In [12]:
import pandas as pd
from datetime import datetime
import os
import re

customer_df = pd.read_csv("../data/raw/customer_data.csv")
retail_df = pd.read_csv("../data/raw/retail_data.csv")


# Cleaning

Customer

In [13]:
# --- 1. Normalizar nombres de columnas ---
customer_df.columns = customer_df.columns.str.strip().str.lower()
print("Nombres de columnas normalizados.")

# --- 2. signup_date: validar rango y corregir ---
customer_df['signup_date'] = pd.to_datetime(customer_df['signup_date'], errors='coerce')

min_signup = pd.Timestamp("2020-01-01")
max_signup = pd.Timestamp.today().normalize()

# Reemplazar inválidas por la fecha más reciente
customer_df['signup_date'] = customer_df['signup_date'].apply(
    lambda x: max_signup if pd.isna(x) or x < min_signup or x > max_signup else x
)

print("signup_date limpiado y validado correctamente.")

# --- 3. email: limpiar, validar y asegurar unicidad ---
email_regex = (
    r"^(?!\.)[A-Za-z0-9._%+-]+@"
    r"(?!-)[A-Za-z0-9-]+(\.[A-Za-z0-9-]+)*\.[A-Za-z]{2,}$"
)

def fix_email(row):
    email = str(row['email']).strip()
    if pd.isna(email) or not re.match(email_regex, email):
        return f"unknown_{row['id']}@domain.com"
    return email

customer_df['email'] = customer_df.apply(fix_email, axis=1)

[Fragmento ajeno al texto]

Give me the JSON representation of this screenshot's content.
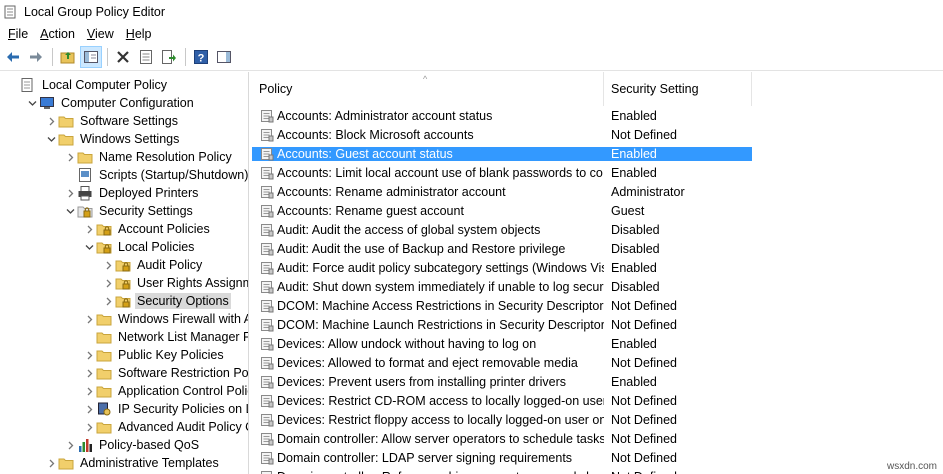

# Resolver duplicados agregando índice
dup_emails = customer_df.duplicated(subset=['email'], keep=False)
if dup_emails.any():
    print(f"Se encontraron {dup_emails.sum()} emails duplicados, corrigiendo...")
    customer_df.loc[dup_emails, 'email'] = (
        customer_df.loc[dup_emails, 'email'] + "_" + customer_df.loc[dup_emails].index.astype(str)
    )

print("email limpiado, validado y sin duplicados correctamente.")

# --- 4. phone: limpiar, corregir y asegurar unicidad ---
customer_df['phone'] = customer_df['phone'].astype(str).str.replace(r'\D', '', regex=True)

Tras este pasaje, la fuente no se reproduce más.